Feel free to add your own comment about any issues raised above.
“Bureaucracy destroys initiative. There is little that bureaucrats hate more than innovation, especially innovation that produces better results than the old routines. Improvements always make those at the top of the heap look inept. Who enjoys appearing inept?” [Frank Herbert].
I am often mindful of the need to criticize the quality of leadership and management in health and social care services; particularly the obsession with numbers, the tick-box mentality, and the blind faith placed in targets for driving change and daily practice across services. I am surely not a lone voice in this critique, but is it valid or just a reaction against the sound of the pips squeaking?
I do believe that an absence of targets or defined outcomes, and a failure to establish high standards for provision of services only leads to inconsistencies between practitioners and teams… what is often referred to as a postcode lottery. Service users don’t deserve to be on the receiving end of either stressed out practitioners fearful of constant criticism, or laid-back practitioners doing their own thing. Audit and regulation have a place, but surely they need to be clearly joined up to practice, not existing in a vacuum somewhat disconnected from the realities within which good practice has to operate.
The ever-growing chasm between person-centred practice and business-focused managerialism does little to promote a culture of organizational collaboration that may encourage a more engaging form of audit and regulation across services. My solution would be to eliminate most of the current audit requirements imposed on practitioners and teams, particularly that which they experience as wholly time-consuming and unhelpful. So far so good, say the practitioners amongst you; please do share your thoughts, but read on before you do…
Over the last 12 years, through the Practice Based Evidence initiative, I have been developing tools designed specifically for use by practitioners and teams. These tools have flexible uses: personal reflection, individual supervision, team development and team evaluation. Used diligently they should be able to provide a host of qualitative and quantitative data, which in turn should offer useful feedback to practitioners and teams for practice development purposes.
The Risk Decision-Making publication includes examples of these tools, and a specific example of data emerging from their use in a specific organization to help identify good practice and priorities for further development.
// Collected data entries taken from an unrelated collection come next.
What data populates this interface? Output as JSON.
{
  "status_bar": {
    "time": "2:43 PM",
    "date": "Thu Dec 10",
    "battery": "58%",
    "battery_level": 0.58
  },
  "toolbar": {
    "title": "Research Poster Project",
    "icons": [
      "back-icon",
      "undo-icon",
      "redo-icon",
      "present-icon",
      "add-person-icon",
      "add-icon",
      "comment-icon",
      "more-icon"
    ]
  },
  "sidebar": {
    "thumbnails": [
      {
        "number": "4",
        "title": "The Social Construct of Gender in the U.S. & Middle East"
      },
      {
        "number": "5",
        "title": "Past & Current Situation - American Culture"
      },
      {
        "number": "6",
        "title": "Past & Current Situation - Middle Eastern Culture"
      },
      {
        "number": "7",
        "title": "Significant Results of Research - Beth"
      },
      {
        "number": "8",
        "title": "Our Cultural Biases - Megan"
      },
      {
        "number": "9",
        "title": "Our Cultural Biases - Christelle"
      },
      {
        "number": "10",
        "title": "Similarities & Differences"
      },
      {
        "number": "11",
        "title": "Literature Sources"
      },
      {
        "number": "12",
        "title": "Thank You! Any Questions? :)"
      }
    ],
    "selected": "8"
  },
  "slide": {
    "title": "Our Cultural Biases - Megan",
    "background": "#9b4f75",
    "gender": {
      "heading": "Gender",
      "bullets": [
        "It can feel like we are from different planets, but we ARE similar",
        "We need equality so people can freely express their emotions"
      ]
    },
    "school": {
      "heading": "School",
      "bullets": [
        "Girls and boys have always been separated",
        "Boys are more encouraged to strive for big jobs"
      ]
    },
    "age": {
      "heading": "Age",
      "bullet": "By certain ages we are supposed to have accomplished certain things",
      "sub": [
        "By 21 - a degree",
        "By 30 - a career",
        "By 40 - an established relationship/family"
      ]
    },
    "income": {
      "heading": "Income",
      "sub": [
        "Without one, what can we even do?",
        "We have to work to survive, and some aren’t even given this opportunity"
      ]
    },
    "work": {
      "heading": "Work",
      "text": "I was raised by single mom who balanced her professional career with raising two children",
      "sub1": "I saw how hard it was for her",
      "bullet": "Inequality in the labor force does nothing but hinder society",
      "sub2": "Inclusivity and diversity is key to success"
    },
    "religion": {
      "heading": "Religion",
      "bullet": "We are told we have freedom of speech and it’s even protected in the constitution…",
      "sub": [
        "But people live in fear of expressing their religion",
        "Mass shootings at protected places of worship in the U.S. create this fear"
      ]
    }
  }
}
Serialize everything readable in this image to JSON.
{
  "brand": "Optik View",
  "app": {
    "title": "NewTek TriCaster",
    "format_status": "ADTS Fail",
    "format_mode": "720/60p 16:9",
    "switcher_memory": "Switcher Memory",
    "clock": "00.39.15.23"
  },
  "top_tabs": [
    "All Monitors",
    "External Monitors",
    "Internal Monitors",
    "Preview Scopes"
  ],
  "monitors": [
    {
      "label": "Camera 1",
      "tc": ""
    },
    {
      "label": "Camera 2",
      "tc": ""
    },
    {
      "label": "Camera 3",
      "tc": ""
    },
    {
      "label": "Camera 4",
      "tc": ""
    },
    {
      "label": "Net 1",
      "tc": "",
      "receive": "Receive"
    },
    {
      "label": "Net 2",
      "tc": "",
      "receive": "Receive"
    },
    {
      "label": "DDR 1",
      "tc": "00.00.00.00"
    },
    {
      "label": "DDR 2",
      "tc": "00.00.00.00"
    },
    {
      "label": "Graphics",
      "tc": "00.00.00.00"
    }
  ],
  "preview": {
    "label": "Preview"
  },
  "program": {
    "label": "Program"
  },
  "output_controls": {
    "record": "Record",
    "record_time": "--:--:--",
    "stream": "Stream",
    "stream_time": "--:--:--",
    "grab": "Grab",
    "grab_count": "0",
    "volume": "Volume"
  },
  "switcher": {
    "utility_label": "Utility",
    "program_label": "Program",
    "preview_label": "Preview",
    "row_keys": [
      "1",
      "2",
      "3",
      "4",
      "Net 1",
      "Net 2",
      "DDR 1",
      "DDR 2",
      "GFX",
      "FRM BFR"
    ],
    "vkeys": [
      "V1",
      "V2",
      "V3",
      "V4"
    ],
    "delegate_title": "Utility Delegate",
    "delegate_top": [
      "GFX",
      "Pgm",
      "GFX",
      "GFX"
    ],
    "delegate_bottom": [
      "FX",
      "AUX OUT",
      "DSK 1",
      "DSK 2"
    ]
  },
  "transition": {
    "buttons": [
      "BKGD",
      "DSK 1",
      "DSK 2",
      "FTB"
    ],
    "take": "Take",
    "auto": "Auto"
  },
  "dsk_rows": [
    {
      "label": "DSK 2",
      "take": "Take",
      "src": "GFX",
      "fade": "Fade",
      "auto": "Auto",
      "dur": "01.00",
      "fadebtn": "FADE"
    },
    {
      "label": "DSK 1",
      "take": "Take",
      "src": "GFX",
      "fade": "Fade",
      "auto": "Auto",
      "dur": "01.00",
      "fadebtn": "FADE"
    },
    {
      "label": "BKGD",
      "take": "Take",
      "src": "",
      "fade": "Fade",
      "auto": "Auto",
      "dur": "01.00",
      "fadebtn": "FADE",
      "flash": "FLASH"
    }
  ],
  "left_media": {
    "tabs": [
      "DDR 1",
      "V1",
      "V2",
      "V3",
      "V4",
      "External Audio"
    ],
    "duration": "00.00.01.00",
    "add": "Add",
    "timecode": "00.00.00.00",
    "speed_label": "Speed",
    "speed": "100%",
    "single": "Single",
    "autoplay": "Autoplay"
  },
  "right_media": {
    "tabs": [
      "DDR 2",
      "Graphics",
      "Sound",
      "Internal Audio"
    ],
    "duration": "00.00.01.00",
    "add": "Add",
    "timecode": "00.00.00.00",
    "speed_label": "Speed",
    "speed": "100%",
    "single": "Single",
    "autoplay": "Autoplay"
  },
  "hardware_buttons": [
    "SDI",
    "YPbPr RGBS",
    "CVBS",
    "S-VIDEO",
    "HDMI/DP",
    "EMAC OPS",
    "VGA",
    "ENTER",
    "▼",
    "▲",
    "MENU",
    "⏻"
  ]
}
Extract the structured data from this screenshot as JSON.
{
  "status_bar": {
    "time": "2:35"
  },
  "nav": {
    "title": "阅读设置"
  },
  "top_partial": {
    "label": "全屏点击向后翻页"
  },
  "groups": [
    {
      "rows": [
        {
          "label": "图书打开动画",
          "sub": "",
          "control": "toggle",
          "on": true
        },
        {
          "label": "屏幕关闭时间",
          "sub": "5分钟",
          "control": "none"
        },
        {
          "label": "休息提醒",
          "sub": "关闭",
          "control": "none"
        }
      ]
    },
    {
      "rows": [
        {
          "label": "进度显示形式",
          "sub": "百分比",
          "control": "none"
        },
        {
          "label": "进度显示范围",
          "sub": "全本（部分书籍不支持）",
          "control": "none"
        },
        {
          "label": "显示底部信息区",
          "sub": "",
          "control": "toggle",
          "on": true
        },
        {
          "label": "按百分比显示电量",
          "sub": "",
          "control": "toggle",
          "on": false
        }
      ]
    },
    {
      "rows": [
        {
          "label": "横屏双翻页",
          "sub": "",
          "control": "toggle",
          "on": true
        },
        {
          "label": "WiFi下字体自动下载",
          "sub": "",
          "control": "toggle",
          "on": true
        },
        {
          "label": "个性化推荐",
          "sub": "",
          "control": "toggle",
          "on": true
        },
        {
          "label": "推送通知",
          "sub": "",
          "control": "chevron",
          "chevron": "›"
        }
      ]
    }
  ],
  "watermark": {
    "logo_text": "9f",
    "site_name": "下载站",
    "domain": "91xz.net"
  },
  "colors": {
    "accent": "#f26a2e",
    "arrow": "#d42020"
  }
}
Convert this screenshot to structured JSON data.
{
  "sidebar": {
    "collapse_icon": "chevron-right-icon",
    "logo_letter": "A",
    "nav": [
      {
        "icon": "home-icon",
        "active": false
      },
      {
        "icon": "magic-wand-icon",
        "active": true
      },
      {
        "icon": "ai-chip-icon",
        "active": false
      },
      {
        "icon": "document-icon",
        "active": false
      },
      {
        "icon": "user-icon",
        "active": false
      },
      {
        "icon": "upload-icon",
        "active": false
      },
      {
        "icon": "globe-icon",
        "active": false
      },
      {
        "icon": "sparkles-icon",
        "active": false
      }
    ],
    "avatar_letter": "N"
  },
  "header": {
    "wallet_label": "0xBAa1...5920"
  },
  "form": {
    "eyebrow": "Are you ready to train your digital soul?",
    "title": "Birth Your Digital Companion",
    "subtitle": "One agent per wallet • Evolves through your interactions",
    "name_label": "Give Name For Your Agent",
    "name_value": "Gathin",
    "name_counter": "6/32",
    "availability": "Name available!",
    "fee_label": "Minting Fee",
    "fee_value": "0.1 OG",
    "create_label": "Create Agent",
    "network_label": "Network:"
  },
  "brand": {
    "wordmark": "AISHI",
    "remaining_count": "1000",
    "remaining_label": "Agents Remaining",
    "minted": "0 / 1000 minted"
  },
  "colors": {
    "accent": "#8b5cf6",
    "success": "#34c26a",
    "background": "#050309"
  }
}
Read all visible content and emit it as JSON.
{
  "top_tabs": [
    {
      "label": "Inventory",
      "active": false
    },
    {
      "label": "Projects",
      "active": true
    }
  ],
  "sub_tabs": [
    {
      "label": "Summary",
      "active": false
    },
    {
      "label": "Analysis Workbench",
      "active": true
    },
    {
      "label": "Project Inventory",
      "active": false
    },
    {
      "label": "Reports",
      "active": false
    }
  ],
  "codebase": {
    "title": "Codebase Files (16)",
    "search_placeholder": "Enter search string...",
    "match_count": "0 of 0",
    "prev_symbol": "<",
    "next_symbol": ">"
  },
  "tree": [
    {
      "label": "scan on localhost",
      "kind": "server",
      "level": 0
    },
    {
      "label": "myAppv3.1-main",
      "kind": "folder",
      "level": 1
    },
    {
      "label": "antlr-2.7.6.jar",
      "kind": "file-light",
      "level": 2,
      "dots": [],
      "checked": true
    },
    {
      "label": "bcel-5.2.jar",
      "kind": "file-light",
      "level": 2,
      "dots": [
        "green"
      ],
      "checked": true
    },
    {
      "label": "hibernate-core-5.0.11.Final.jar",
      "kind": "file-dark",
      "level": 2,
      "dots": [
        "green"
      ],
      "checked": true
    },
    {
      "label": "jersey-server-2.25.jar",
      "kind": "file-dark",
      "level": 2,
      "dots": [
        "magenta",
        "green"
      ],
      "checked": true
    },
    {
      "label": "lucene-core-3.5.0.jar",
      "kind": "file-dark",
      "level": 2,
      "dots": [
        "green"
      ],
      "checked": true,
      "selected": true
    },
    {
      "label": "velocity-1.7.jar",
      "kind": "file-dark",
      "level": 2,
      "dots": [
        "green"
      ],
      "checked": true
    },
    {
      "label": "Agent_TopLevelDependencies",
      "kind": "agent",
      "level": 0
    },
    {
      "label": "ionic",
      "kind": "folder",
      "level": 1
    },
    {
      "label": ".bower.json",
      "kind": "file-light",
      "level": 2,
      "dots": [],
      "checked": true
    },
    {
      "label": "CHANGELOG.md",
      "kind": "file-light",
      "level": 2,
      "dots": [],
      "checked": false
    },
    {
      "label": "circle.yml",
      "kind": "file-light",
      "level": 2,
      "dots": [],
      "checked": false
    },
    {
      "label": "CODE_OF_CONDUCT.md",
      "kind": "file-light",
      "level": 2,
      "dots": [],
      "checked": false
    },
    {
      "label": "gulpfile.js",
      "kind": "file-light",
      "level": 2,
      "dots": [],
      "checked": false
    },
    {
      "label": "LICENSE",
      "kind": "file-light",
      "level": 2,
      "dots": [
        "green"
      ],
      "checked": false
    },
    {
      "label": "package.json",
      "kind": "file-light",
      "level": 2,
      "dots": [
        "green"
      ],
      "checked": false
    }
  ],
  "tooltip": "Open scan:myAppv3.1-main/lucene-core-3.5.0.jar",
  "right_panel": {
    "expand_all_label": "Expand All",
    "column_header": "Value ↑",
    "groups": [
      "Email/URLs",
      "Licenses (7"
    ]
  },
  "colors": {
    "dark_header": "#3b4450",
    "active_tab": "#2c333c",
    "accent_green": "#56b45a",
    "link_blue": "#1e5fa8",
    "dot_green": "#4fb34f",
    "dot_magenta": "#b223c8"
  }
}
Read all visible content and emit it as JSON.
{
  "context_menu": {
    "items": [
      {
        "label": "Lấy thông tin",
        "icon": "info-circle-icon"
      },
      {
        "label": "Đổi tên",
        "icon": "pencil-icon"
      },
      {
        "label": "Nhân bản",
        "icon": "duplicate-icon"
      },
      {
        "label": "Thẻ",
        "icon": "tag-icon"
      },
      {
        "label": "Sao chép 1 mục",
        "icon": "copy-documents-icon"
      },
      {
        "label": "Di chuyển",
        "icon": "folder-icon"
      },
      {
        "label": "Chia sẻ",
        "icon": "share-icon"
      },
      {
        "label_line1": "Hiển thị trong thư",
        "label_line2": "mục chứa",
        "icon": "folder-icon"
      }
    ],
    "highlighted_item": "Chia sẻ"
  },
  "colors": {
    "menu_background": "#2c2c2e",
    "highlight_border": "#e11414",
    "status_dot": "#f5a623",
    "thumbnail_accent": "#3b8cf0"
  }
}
So, the sting in this tail is that practitioners and teams need to own the processes of audit and regulation if they are to reflect and develop good practice. For those auditors and managers fearful of losing their jobs if Practice Based Evidence emerged as the norm, you could always make use of the data to tick your boxes; better still, you could prioritise your time more effectively by getting in and alongside practitioners and teams to support a quality revolution. You might then be in a stronger position to challenge and inform the thinking of the inter-galactic warlords from distant planets a.k.a. commissioners, Department of Health, Care Quality Commission.